You forgot the female detective that has teh secks with horse and donkeys.
There is always the female cop or detective with whom they have sex. And the cliché sex scene in which they’re either comparing scars, or pulling off all of their gun holsters to disrobe for sex.
 
Nice write up. Appreciate the passion here. I love film noir and have seen maybe 300 of them. Check out the early films by Fritz Lang, Raoul Walsh, Nicholas Ray, John Huston, and Billy Wilder. Lots of these tropes come from these films, which partly came from authors like Dashiell Hammett, James Cain, Raymond Chandler, and even bits of Poe and Dickens.

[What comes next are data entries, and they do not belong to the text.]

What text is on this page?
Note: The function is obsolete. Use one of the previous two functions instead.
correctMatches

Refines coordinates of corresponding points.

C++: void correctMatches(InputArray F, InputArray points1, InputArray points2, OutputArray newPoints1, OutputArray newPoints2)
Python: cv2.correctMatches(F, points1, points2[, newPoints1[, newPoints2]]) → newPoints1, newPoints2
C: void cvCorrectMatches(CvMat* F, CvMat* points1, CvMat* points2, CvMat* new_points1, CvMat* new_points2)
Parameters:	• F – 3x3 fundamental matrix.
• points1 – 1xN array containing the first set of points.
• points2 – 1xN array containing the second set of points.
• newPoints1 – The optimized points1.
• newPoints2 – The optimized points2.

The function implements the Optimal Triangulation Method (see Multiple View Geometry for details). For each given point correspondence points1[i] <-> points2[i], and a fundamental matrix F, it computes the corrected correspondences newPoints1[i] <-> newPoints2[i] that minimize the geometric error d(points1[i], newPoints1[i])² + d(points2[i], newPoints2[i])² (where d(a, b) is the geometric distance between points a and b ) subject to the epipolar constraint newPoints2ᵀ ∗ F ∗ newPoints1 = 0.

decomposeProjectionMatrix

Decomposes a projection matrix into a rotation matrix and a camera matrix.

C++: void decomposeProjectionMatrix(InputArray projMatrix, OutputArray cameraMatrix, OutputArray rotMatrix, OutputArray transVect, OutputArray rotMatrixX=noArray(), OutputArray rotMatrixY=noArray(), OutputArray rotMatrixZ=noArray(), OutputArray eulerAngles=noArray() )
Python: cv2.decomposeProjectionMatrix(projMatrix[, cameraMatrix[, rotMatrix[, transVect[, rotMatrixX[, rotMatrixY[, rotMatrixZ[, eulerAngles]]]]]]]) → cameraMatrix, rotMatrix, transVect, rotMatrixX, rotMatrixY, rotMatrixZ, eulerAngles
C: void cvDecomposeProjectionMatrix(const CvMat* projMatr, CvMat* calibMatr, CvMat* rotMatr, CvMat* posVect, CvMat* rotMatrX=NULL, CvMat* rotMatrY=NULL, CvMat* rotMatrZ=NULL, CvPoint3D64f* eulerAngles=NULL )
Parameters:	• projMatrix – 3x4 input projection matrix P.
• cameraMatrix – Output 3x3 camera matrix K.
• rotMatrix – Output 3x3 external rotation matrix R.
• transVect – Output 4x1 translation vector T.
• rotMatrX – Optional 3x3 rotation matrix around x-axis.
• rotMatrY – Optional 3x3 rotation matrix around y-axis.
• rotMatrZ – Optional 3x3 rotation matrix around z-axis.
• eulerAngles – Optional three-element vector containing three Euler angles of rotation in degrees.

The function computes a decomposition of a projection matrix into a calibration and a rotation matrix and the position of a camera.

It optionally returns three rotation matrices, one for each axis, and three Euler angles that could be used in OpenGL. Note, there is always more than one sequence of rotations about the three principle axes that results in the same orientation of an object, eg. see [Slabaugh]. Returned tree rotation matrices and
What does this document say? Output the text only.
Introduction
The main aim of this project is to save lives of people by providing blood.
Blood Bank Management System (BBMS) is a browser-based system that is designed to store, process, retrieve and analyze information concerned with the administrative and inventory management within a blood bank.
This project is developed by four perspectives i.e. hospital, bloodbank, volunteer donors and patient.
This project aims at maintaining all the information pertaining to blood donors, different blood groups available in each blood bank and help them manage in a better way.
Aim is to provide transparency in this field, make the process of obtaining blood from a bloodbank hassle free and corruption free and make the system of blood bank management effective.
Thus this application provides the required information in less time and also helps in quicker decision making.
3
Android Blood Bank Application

I don't like Poe tbh, and I don't remember any detectives in Dickens, but it's been a while since I read any. I was already planning to get back into it before this thread. And will take a look at some of those films. 👍 Anyway a lot of these tropes are present in Sherlock Holmes, written and set in 1887 - 1927 I believe. This was the oldest example I could come up with.
 
I watch a lot of the old cop & detective shows from the 60's and 70's on the retro tv channels and I love seeing all those old cars, not just the classic Detroit muscle jobs, I love seeing all them giant Buicks and Chevrolets, 27 feet long, big 4 door square bodies with couches for seats, just floating down the highway like a boat on the ocean, comfy as heck
 
I always found the meaning of the word tropes a mystery to me.